Prior to the Spin-Off Date, this Plan was approved by the Board of Directors and sole stockholder of the Company on September 18, 2017.

 

10. General Provisions

 

  (a) No Right of Employment. Neither the adoption or operation of this Plan, nor any document describing or referring to this Plan, or any part thereof, shall confer upon any employee any right to continue in the employ of the Employers, or shall in any way affect the right and power of the Employers to terminate the employment of any employee at any time with or without assigning a reason therefor to the same extent as the Employers might have done if this Plan had not been adopted.

 

  (b) Governing Law. The provisions of this Plan shall be governed by and construed in accordance with the laws of the State of Delaware.

 

  (c) Miscellaneous. Headings are given to the sections of this Plan solely as a convenience to facilitate reference. Such headings, numbering and paragraphing shall not in any case be deemed in any way material or relevant to the construction of this Plan or any provisions thereof. The use of the masculine gender shall also include within its meaning the feminine. The use of the singular shall also include within its meaning the plural, and vice versa.

 

  (d) Limitation on Rights of Employees. No Trust. No trust has been created by the Employers for the payment of Awards under this Plan; nor have the employees been granted any lien on any assets of the Employers to secure payment of such benefits. This Plan represents only an unfunded, unsecured promise to pay by the Company and a Participant hereunder is a mere unsecured creditor of the Company.

 

  (e) Non-transferability of Awards. Awards shall not be transferable by a Participant. Award Shares paid pursuant to an Award shall be transferable, subject to the restrictions described in Section 5.

 

  (f) Section 409A of the Internal Revenue Code. This Plan is intended to be exempt from the requirements of Section 409A of the Code, and applicable Treasury Regulations issued thereunder, and shall be administered in a manner that is consistent with such intent. Notwithstanding any provision of this Plan and grants hereunder to the contrary, in light of the uncertainty with respect to the proper application of Section 409A of the Code, the Company reserves the right to make amendments to this Plan and grants hereunder as the Company deems necessary or desirable to avoid the imposition of taxes or penalties under Section 409A of the Code.

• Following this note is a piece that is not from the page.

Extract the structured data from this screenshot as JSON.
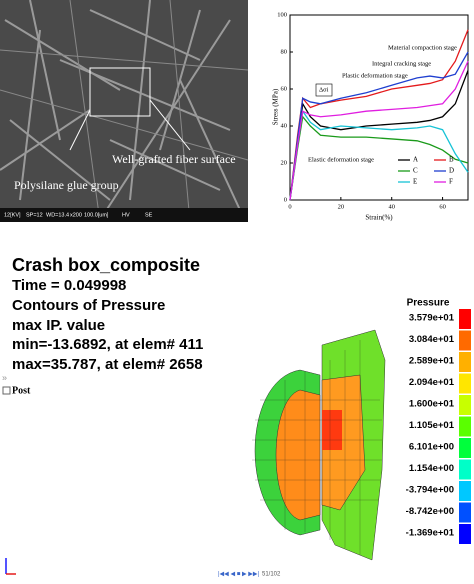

In any case, a Participant will be solely responsible and liable for the satisfaction of all taxes and penalties that may be imposed on a Participant or for a Participant’s account in connection with this Plan and grants hereunder (including any taxes and penalties under Section 409A of the Code), and neither the Company nor any of its affiliates will have any obligation to indemnify or otherwise hold a Participant harmless from any or all of such taxes or penalties.